After logging months of touring in L.A. clubs, Family Groove Company entered a recording studio in midsummer and emerged with the genre-bending, funky "Reachin."

Branding Family Groove Company with one particular label would only serve to cheat the musicians, as the band's sound weaves effortlessly through stylistic changes during the course of any given song.

The album's opener, "Agenda" is a skittering piano groove which changes courses and speeds at a moment's notice, with a jamming midsection over which funky guitar licks bubble atop the song's dense gyrations. Likewise, the slicing, guitar-driven funk of "Just Like I Planned" is tinged with droning organ and bluesy, musing lyrics which all serve to coalesce in a rhythm tight enough to make James Brown proud.

Bass-driven numbers like "Christy," with its thumping bass line walking seamlessly through a churning groove, complemented by Family Groove Company's drum-tight rhythm section, seem to characterize the band's style well. Similarly, on "Flowers for Gisa," bassist Janis Wallin drives a song which builds and recedes along side harmonized falsetto vocals.

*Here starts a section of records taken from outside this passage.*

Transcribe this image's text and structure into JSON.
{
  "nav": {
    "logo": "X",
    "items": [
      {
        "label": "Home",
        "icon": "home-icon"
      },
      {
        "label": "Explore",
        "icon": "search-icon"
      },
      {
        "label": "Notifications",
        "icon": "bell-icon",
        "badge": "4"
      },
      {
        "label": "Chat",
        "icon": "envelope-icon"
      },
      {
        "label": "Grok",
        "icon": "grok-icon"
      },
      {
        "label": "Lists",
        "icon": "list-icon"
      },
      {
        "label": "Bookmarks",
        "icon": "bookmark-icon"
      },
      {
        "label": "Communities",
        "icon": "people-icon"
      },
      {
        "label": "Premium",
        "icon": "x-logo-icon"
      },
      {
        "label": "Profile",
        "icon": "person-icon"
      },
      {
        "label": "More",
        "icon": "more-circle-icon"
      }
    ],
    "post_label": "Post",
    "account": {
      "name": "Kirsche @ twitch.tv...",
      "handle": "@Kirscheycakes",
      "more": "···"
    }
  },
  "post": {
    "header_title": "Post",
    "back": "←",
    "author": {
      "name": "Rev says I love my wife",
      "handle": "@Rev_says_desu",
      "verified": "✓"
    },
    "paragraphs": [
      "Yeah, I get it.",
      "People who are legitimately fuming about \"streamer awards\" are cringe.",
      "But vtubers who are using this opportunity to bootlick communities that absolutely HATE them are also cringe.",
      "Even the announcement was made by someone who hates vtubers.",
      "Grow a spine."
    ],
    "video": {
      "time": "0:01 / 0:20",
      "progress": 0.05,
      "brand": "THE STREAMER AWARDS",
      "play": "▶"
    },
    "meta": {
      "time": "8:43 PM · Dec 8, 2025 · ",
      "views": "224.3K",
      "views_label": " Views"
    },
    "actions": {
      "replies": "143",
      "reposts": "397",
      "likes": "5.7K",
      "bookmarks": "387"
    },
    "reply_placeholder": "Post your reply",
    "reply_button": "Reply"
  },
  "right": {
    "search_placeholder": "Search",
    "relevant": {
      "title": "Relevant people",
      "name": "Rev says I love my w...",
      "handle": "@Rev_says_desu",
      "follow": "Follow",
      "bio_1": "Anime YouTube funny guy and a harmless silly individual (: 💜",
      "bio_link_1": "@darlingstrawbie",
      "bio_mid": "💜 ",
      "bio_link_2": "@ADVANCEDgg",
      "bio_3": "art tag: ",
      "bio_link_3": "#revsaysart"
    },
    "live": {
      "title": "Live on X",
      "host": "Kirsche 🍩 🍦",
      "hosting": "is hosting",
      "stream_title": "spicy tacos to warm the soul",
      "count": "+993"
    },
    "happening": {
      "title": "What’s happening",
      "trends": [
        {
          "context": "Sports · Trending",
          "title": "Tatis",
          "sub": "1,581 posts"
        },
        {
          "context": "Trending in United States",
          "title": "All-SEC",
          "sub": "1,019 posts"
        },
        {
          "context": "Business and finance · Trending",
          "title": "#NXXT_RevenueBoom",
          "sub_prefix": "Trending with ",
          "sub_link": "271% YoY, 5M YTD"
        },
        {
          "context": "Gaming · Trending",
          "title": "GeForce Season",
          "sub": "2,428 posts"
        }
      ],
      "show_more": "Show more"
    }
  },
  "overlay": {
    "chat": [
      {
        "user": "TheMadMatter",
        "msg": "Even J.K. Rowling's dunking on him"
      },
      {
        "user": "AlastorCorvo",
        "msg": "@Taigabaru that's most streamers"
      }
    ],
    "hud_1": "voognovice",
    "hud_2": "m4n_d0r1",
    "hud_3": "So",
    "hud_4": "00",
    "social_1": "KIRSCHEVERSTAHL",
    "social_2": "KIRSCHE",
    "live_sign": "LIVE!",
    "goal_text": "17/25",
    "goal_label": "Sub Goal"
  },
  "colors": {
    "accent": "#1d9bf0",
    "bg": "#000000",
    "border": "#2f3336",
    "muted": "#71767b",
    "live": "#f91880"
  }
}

Even on poppier numbers like "I'd Sing," Family Groove Company builds a hooky foundation on which Wallin and guitarist Adam Lewis are free to trade licks, continually building upon the song's solid foundation. Possibly the best examples of the band's pop sensibilities however is the piano-laden "Interesting Changes" which is as "poppy" as an intricately arranged, seven minute opus can get.

With the bluesy, jazz-inflected "One's On the Way," the band crafts a stutter-stepping groove which allows each band member to shine.

The album's closing track, the at once both trippy and jazzy, almost haunting, "The Rattler" stands as the best testament on "Reachin" to the band's ability to play with incredibly high musicality while still crafting catchy tunes. With its free-formed feel and one of the album's best guitar licks taking center stage, "The Rattler" sounds akin to an acid-tinged church hymn at times while rollicking with unbridled funk at others.

As a whole, Family Groove Company is an incredibly tight band with immense musical talent. With an unfaltering rhythm section driving time and tempo changes and guitar and piano floating effortlessly above the din, "Reachin" is a stellar debut record.

The only question is whether the band's amorphous sound can appeal as much with record labels as it can with audiences.